È una piccola seccatura, il fatto che non abbia

un nome. Ma io non ho il diritto di darglielo, dovrà

aspettare fino a quando non apparterrà a qualcuno.


T. Capote, Colazione da Tiffany, trad. di Bruno Tasso


In Je suis Charlie, racconto vincitore del Campiello giovani per i racconti 2015, Eva Luna Mascolino mette in scena la vita di un vignettista della celebre rivista Charlie Hebdo che d'un tratto e senza possibile resistenza sente la necessità, insieme fisica e psichica, di fuggire da Parigi, schiacciato dal peso della bellezza della capitale francese.

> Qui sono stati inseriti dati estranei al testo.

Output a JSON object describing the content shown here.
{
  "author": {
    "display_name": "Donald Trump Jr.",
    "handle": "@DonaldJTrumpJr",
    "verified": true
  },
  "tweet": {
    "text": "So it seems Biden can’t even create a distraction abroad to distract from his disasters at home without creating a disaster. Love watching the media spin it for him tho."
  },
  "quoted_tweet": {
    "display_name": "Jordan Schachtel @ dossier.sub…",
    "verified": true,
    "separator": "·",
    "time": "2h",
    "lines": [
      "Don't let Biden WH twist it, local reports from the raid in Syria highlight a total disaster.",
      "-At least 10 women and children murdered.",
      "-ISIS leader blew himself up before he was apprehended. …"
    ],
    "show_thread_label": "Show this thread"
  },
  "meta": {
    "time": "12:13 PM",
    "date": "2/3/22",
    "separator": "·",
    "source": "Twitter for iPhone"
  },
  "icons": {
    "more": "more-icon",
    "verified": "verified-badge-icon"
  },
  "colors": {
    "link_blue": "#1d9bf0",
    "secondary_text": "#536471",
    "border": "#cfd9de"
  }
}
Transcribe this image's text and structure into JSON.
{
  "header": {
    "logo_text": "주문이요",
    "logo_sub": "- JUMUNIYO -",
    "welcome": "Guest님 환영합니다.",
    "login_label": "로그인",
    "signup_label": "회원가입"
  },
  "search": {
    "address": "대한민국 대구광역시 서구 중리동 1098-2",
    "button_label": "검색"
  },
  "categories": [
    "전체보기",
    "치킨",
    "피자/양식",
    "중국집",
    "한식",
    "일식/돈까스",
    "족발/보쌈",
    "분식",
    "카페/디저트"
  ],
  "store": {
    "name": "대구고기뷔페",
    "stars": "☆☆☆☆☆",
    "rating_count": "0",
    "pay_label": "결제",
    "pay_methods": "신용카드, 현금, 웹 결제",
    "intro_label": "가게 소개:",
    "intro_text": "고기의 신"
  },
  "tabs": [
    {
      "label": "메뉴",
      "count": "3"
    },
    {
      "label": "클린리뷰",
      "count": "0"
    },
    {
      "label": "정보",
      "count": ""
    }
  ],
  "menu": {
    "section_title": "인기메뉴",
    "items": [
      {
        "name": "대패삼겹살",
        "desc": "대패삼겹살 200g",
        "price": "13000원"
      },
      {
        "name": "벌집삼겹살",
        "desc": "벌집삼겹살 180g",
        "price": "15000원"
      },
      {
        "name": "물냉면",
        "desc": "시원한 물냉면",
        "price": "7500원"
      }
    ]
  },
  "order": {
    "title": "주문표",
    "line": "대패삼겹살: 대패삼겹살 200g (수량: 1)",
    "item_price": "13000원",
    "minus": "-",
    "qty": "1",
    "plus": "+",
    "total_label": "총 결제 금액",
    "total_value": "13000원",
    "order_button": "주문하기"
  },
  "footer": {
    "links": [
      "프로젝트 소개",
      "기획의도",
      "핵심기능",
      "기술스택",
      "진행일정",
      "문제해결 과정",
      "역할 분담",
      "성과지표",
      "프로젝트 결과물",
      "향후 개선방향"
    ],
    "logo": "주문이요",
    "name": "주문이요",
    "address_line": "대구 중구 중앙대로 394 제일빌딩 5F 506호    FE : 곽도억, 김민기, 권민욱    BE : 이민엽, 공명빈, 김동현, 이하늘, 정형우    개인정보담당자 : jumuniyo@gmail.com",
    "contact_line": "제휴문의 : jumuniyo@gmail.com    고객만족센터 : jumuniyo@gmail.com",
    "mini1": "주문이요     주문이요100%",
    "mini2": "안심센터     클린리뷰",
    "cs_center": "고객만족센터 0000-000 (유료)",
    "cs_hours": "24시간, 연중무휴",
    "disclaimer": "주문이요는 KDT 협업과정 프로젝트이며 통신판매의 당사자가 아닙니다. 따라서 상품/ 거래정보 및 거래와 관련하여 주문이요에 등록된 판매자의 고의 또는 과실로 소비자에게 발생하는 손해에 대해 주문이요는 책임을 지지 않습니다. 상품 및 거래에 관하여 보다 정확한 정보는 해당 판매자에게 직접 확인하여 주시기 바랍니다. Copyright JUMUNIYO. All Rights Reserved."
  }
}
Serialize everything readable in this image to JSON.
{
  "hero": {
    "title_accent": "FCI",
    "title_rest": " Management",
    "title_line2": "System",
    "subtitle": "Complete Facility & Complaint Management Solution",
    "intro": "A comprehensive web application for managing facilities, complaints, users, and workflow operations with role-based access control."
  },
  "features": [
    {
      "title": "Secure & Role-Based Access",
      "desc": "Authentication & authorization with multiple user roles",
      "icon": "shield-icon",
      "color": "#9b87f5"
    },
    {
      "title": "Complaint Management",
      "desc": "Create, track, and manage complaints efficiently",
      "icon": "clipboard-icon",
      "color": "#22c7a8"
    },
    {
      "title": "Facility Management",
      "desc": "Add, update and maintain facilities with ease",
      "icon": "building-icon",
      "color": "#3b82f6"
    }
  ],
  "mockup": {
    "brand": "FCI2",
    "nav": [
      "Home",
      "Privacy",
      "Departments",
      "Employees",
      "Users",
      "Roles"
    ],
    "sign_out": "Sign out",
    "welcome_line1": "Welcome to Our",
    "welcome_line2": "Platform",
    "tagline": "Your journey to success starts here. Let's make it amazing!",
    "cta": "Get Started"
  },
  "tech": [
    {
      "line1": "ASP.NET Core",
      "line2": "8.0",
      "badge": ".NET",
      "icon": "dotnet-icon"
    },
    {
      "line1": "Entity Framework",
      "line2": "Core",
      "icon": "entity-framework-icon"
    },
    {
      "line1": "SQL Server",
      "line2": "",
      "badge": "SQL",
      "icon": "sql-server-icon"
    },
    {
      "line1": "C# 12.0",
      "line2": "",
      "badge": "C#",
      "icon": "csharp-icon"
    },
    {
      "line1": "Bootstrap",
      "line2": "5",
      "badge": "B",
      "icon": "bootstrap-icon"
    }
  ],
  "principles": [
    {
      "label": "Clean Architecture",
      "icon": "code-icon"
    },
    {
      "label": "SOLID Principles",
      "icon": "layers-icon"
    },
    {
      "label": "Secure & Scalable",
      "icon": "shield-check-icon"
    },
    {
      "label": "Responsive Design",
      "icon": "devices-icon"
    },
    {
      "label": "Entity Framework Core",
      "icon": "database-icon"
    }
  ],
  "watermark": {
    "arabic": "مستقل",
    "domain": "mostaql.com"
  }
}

Inventandosi il bisogno di prendersi del tempo per terminare un libro fotografico al quale, sostiene, sta lavorando da tempo, lascia Parigi, lascia la Francia e trova rifugio in un luogo improbabile - Lentini, in Sicilia - in cui nulla accade, e certo nemmeno la bellezza, e il cui unico valore sembra quello di aver dato i natali al massimo sofista della Grecia antica, quel Gorgia autore, tra l'altro, dell'Encomio di Elena, testo in cui vuole dimostrare fattivamente la principale delle teorie professate da lui e dai suoi sodali: la parola può tutto.


E allora non sfugge l'ironia di questa scelta narrativa, una sorta di mise en abyme rispetto a un racconto nel quale l'autrice compie un percorso molto simile, costruendo, di finzione in finzione, una pregevole e falsa biografia d'artista costellando la narrazione di fatti (persone, cose, luoghi etc.) appartenenti al mondo reale, e di finzioni (diari, saggi, monografie) affermati come veri, che dovrebbero inoltre sostenere e avvalorare la storia del protagonista: la parola può tutto.


La cattività siciliana dura il suo tempo e dopo numerose procrastinazioni termina col rientro di Leroy a Parigi, vinto dalla nostalgia di quella bellezza che tanto lo aveva soffocato. La reazione, incredibile, è quella di trasformarsi in un flâneur ottocentesco, un nuovo Baudelaire ma più di Baudelaire se è vero che Leroy non torna mai a casa e, secondo una routine spaventosa, instancabile e inumana, pernotta volta per volta in hotel diversi, sempre accompagnato dal fedele gatto - che ha chiamato Lechat, forse memore - Leroy o Eva Luna Mascolino - della ricusazione nominativa di Holly Golightly in Colazione da Tiffany.


Ciò che il dottor Roman Henriet trovò preoccupante, quando Leroy gli raccontò che tale condotta era proseguita per più di tre mesi, fu l'impeccabilità con cui era riuscito a proseguire la routine senza annoiarsi, stancarsi, ammalarsi, ma soprattutto, senza impazzire.

E da impazzire c'è, ci sarebbe, davvero se solo si volesse ragionare sul serio sul dispositivo drammatico del racconto, sulla casuale perfezione di un meccanismo che fa sembrare il protagonista colpevole di una sopravvivenza estetica. Fuggire dal centro del bello, perché il bello è eccessivo, rifugiarsi nell'anonimia e nell'insignificanza (di sapere, di senso) e tornare giusto in tempo per schivare l'orrore massimo di un attacco terroristico, che quel bello incrina, infrange, e assieme scoperchia il mito di una parola (quella satirica compresa) che non può tutto.


Come dice bene Michele Frisia, nella sua splendida postfazione, «ciò che disvela il racconto è la nostra orribile ed intima natura: la superficialità della nostra "aderenza leggera", alimentata ancor più dalla disponibilità di vetrine digitali; l'opportunismo dell'esibizione di quell'aderenza, finalizzata a ottenere presunti vantaggi nell'affollata gara sociale; e infine l'inconcludenza e futilità dell'esibizione egoistica che ne consegue».


Il disvelamento, che per tornare ai Greci padri nostri è un modo della verità, sta tutto nel titolo, forte, identificativo, risposta a un appello mai fatto eppure così immediatamente di moda, già retorico, già finto. Nel titolo e nel conseguente dipanarsi della storia e del racconto di Eva Luna Mascolino, con il protagonista siamo risvegliati a chiederci conto di chi siamo e di cosa davvero facciamo per confermarci. In fondo, cosa fa la letteratura se non coagulare, attorno a una rilettura di un pezzo di quel magma confuso che è il reale, i possibili noi che siamo, saremo, saremmo stati?